Botswana’s Attorney General, the Governor of the Bank of Botswana and the CEO of De Beers Botswana were greeted outside Chatham House in London yesterday by protesters holding blown-up photographs of Bushman women who have died due to the eviction of the Bushmen from their land.
The CEO of De Beers Botswana Sheila Khama, Botswana’s Attorney-General Athalia Molokomme and the Governor of the Bank of Botswana Linah K Mohohlo were at Chatham House for a public meeting hosted by the Botswana diamond industry. Molokomme and Mohohlo are on the board of Debswana, De Beers’s joint venture with the Botswana government.
Diamond giant De Beers sold its concession on the Bushmen’s land to Gem Diamonds in 2007. Gem Diamonds says the find contains more than $2.2 billion-worth of diamonds, and it plans to develop a mine as quickly as possible.

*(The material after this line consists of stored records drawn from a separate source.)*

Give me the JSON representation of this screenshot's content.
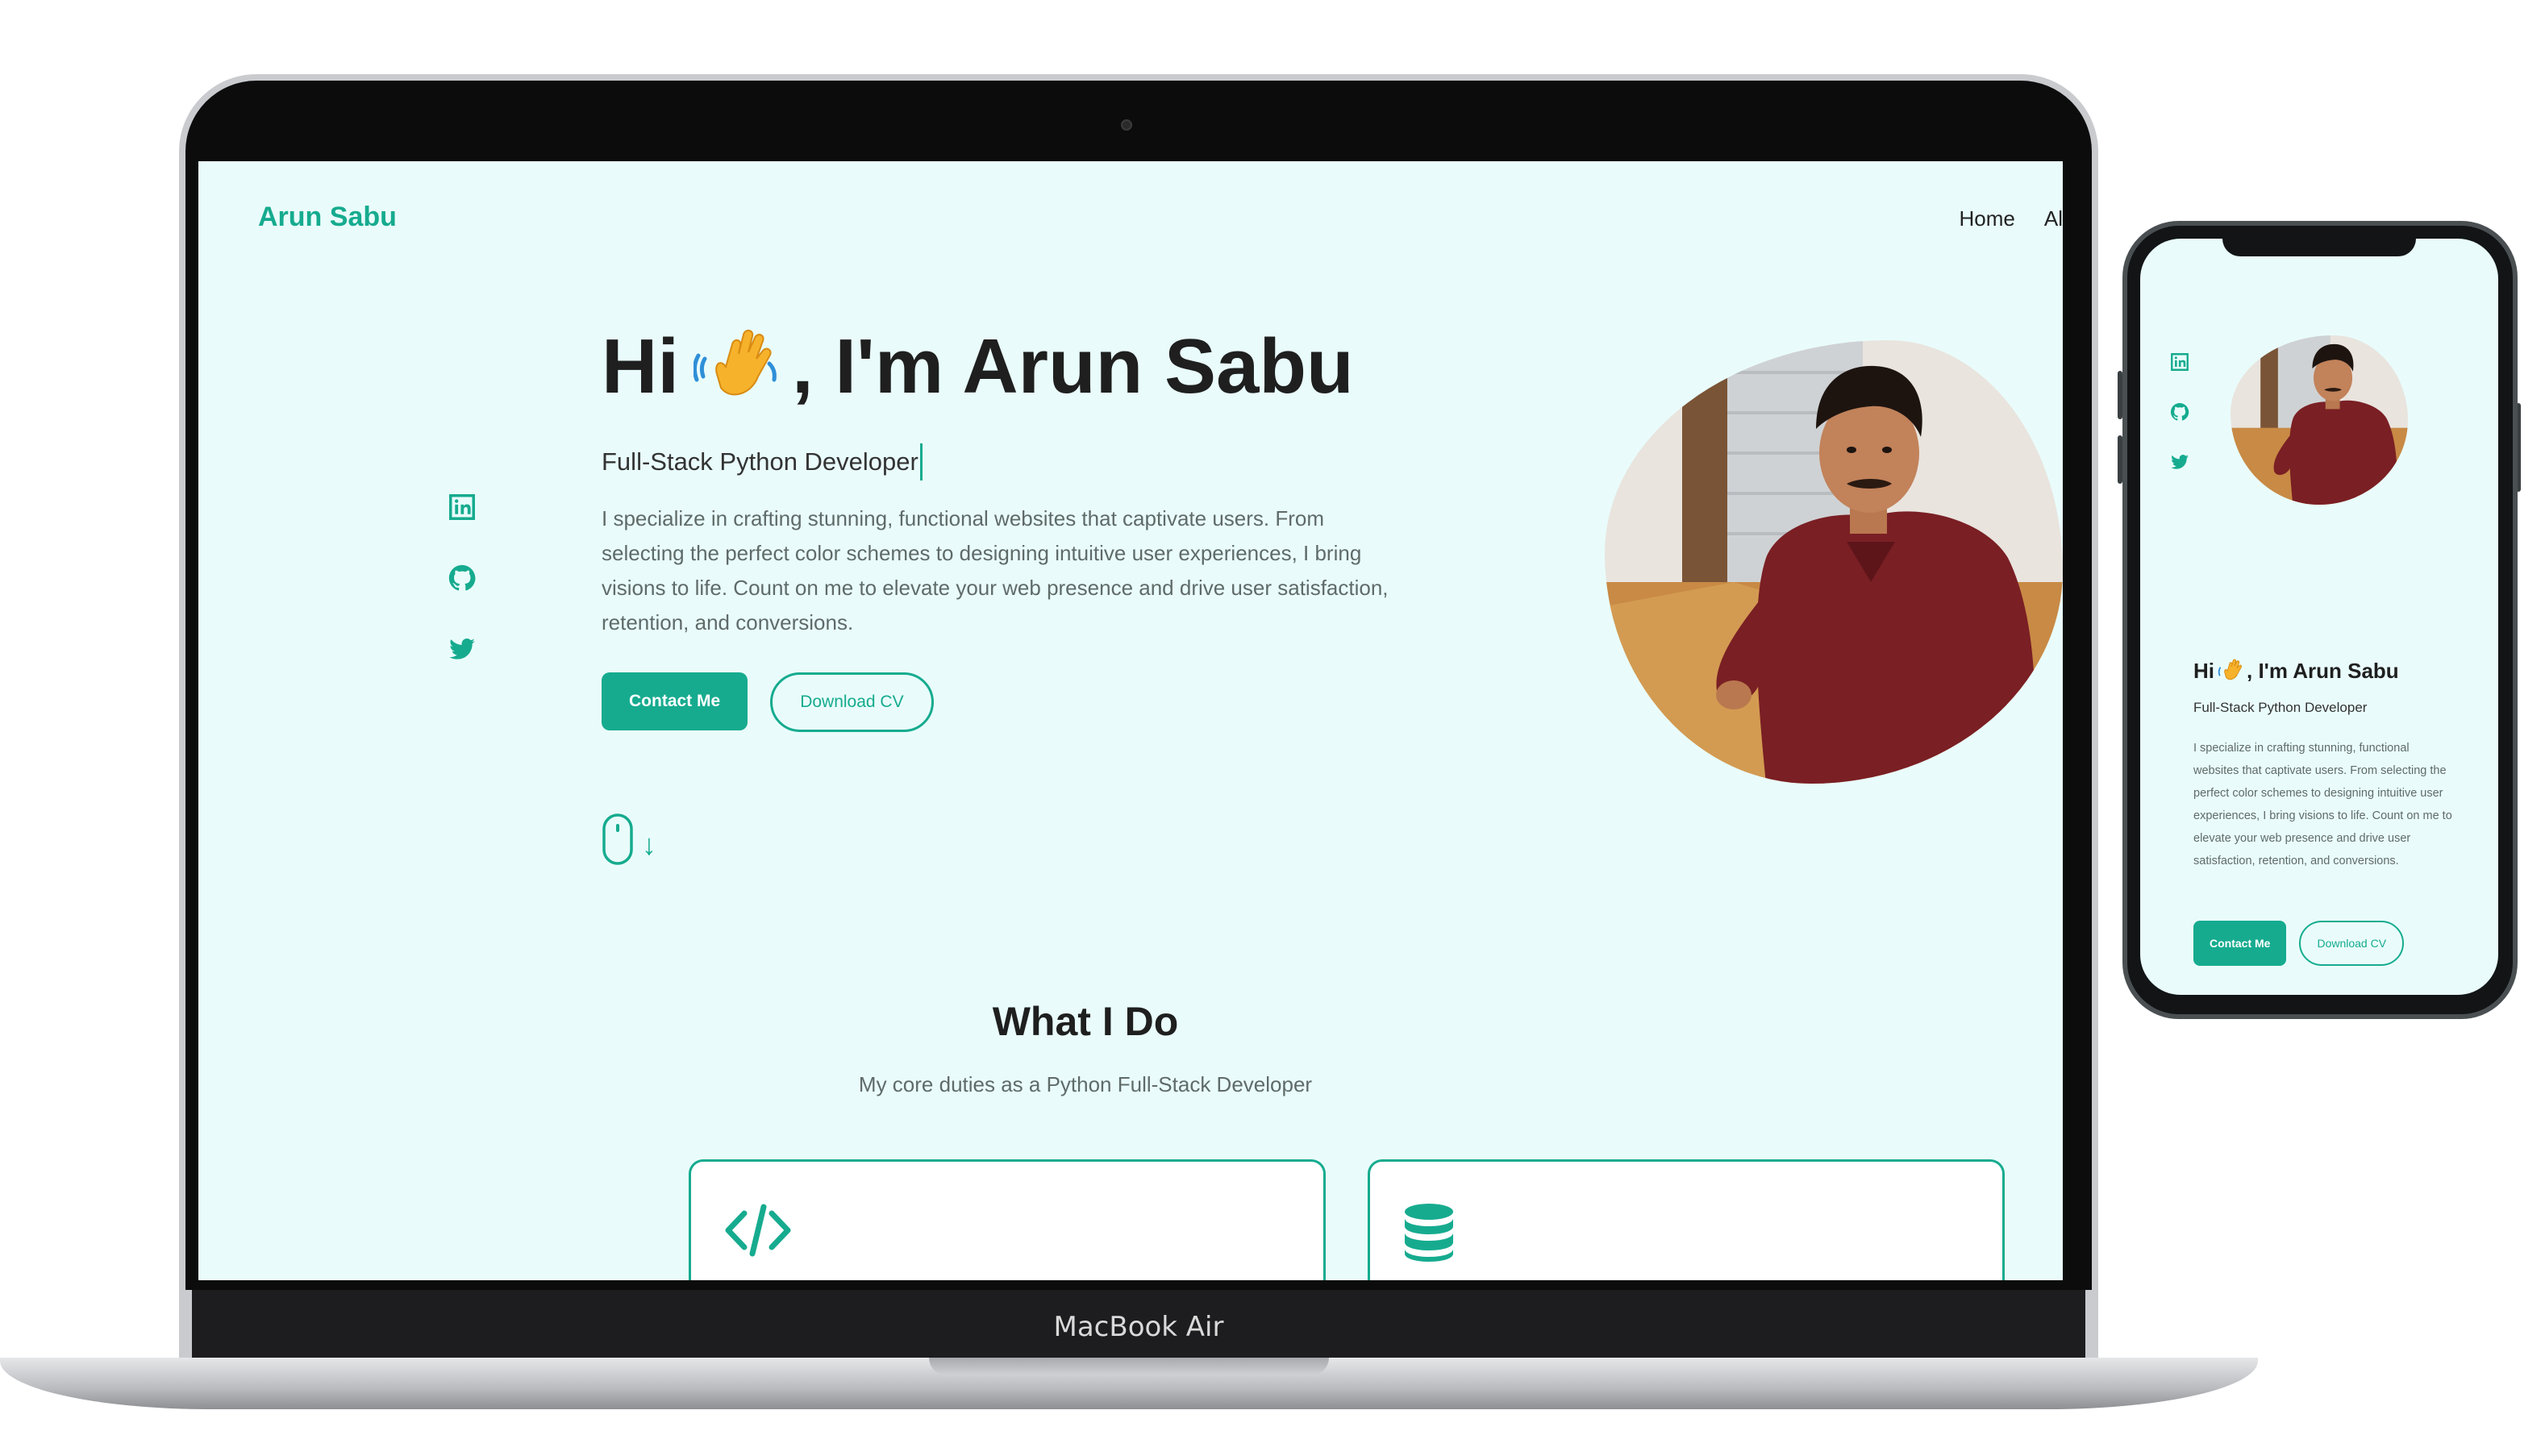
{
  "device_labels": {
    "laptop_model": "MacBook Air"
  },
  "site": {
    "brand": "Arun Sabu",
    "nav": {
      "home": "Home",
      "about_partial": "Al"
    },
    "hero": {
      "greeting_prefix": "Hi",
      "greeting_suffix": ", I'm Arun Sabu",
      "subtitle": "Full-Stack Python Developer",
      "description": "I specialize in crafting stunning, functional websites that captivate users. From selecting the perfect color schemes to designing intuitive user experiences, I bring visions to life. Count on me to elevate your web presence and drive user satisfaction, retention, and conversions.",
      "contact_button": "Contact Me",
      "download_button": "Download CV",
      "scroll_arrow": "↓"
    },
    "social_icons": [
      "linkedin-icon",
      "github-icon",
      "twitter-icon"
    ],
    "services": {
      "title": "What I Do",
      "subtitle": "My core duties as a Python Full-Stack Developer",
      "cards": [
        {
          "icon": "code-icon"
        },
        {
          "icon": "database-icon"
        }
      ]
    }
  },
  "colors": {
    "accent": "#16ab8f",
    "page_bg": "#e9fcfb",
    "heading": "#1f1f1f"
  }
}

Botswana’s High Court declared the evictions ‘unlawful’ in 2006. But the government is preventing the Bushmen from returning to their land in the Central Kalahari Game Reserve by banning them from using their own borehole there.
Bushman woman Qoroxloo died of dehydration and starvation in the reserve in 2005. Her relatives were arrested trying to take food and water to her. Gakemeitswe (not her real name) died of AIDS in a relocation camp in 2006 after being evicted from the reserve, and Dibe died ‘of a broken heart’ soon after being evicted against her will.
Jeweller Pippa Small, who attended the vigil, said, ‘Jewellery is becoming more ethically aware and consumers are becoming more aware of the background of the stones. I just don’t want to work in a material that has caused damage or death or misery to anybody.’